Çok sevmeyeceksin mesela. O daha az severse kırılırsın.
Ve zaten genellikle o daha az sever seni,
Senin onu sevdiğinden
aşk kadını güzelleştirir. ne kadar kendine güvenen biri olsa da iyi yanlarını tekrar keşfeder karşı cinsle. yalnızlığa alışmış, güçlü bir kadın ya da güçlü olduğuna kendini ve çevresini inandırmış bir kadın aşkla güçsüzleşebilir. neden mi? tek başınayken omzundaki yükleri kimseden bir yardım almadan taşıyabiliyorken artık sevdiğiyle paylaşabileceği umudu yeşerir kadının içinde. hafifleyeceğini düşünür. ben hallederim'den biz hallederiz'e geçer. böyle olunca kadın gücünü paylaştırmaya çalışır. güçlü bir kadına aşık olan erkek istemeden de olsa kadınını güçsüzleştirecektir. erkek ne kadar severse sevsin, kadın hep bir adım önde sevecektir. kadın eski gücünü geri almak isteyecek ama kalelerinin yıkıldığını görecektir.
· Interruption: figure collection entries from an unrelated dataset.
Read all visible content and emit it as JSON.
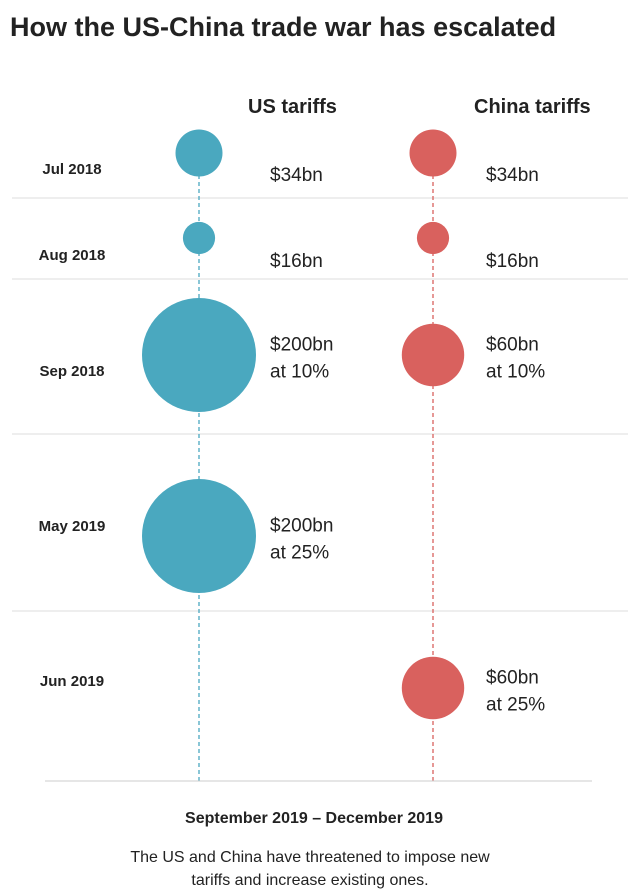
{
  "chart_data": {
    "type": "scatter",
    "title": "How the US-China trade war has escalated",
    "series": [
      {
        "name": "US tariffs",
        "color": "#4aa8bf",
        "values": [
          {
            "period": "Jul 2018",
            "amount_bn": 34,
            "label": [
              "$34bn"
            ]
          },
          {
            "period": "Aug 2018",
            "amount_bn": 16,
            "label": [
              "$16bn"
            ]
          },
          {
            "period": "Sep 2018",
            "amount_bn": 200,
            "label": [
              "$200bn",
              "at 10%"
            ]
          },
          {
            "period": "May 2019",
            "amount_bn": 200,
            "label": [
              "$200bn",
              "at 25%"
            ]
          },
          {
            "period": "Jun 2019",
            "amount_bn": null,
            "label": []
          }
        ]
      },
      {
        "name": "China tariffs",
        "color": "#d9615e",
        "values": [
          {
            "period": "Jul 2018",
            "amount_bn": 34,
            "label": [
              "$34bn"
            ]
          },
          {
            "period": "Aug 2018",
            "amount_bn": 16,
            "label": [
              "$16bn"
            ]
          },
          {
            "period": "Sep 2018",
            "amount_bn": 60,
            "label": [
              "$60bn",
              "at 10%"
            ]
          },
          {
            "period": "May 2019",
            "amount_bn": null,
            "label": []
          },
          {
            "period": "Jun 2019",
            "amount_bn": 60,
            "label": [
              "$60bn",
              "at 25%"
            ]
          }
        ]
      }
    ],
    "periods": [
      "Jul 2018",
      "Aug 2018",
      "Sep 2018",
      "May 2019",
      "Jun 2019"
    ],
    "footer_period": "September 2019 – December 2019",
    "footer_note": [
      "The US and China have threatened to impose new",
      "tariffs and increase existing ones."
    ]
  },
  "colors": {
    "divider": "#dddddd",
    "baseline": "#cccccc"
  }
}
kadın aşık olmayan bir varlık olduğu için geçersiz önermedir. siz daha aşık oluyor sanın sizden daha iyisini bulduklarında gözünüzün yaşına bakmadan sizi terk edecekler.
elde etme hırsıyla kendinden geçmiş erkek söylemi.
ne kadar acı.
hapsolmuştur hırsına, o kadar odaklanmıştır ki aşık bir kadının nasıl da güzelleştiğini görmez.
aşk kadını kadın yapar aslında.
kendinin bile farketmediği o sevgi dolu yüreğini, anaçlığını kadına gösterir.
erkek gelir kadının doğasını gözlerinin önüne serer.
seyretmek lazım.
yaşam gibi, hayat gibi.
ağlar, güler.
uçlarda yaşar kadın duygularını.
pek çok duygu bir anda...
dengesizlik gibi gelir erkeğe.
anaçlığı mıdır, yoksa sevdiği adama kıyamamasıdır o güçsüzlüğü yoksa?
değeri mi düşer o halde?
yok ya bakmasını bilen gözler kadının sevgisindeki yüceliği, asaleti, fedakarlığı görür.
o aşka sahip adam dünyanın en şanslı insanlarından biridir aslında da elindekinin kıymetini bilmez.
kadın yine aynı kadındır ne daha güçlü ne daha zayıf. Değişen sadece aşık olduğu erkeğin gözündeki imajıdır. Erkek dağın tepesine çıkmış bayrağı dikmiştir artık. Zirveye ulaşan kişinin geriye bakıp "çokta yüksek değilmiş" demesiyle aynı mantıktadır bu önerme.
Başka bir şekilde ifade edecek olursak, erkek ulaşılmaz gördüğü kadını kendine aşık etmiştir ve kadının karizması yavaş yavaş erimektedir erkeğin gözünde, ilerleyen level'larda anlaşmazlıklar, terkler kaçınılmazdır.
Aşık kadın evet güçsüz olur. Çünkü aşk beyni ele geçirmişitir, bir nevi kalbi yönetiyordur. Bü güçsüz kadın duygularını yaşar, ayrıldığı sevgilisini affeder mesela.. ya ad bekler... gelince "o"na şevkat gösterir. Bence aşık kadınları eleştirmenin hiç bir anlamı yoktur. Aşık kadın bi kendine güçsüzdür...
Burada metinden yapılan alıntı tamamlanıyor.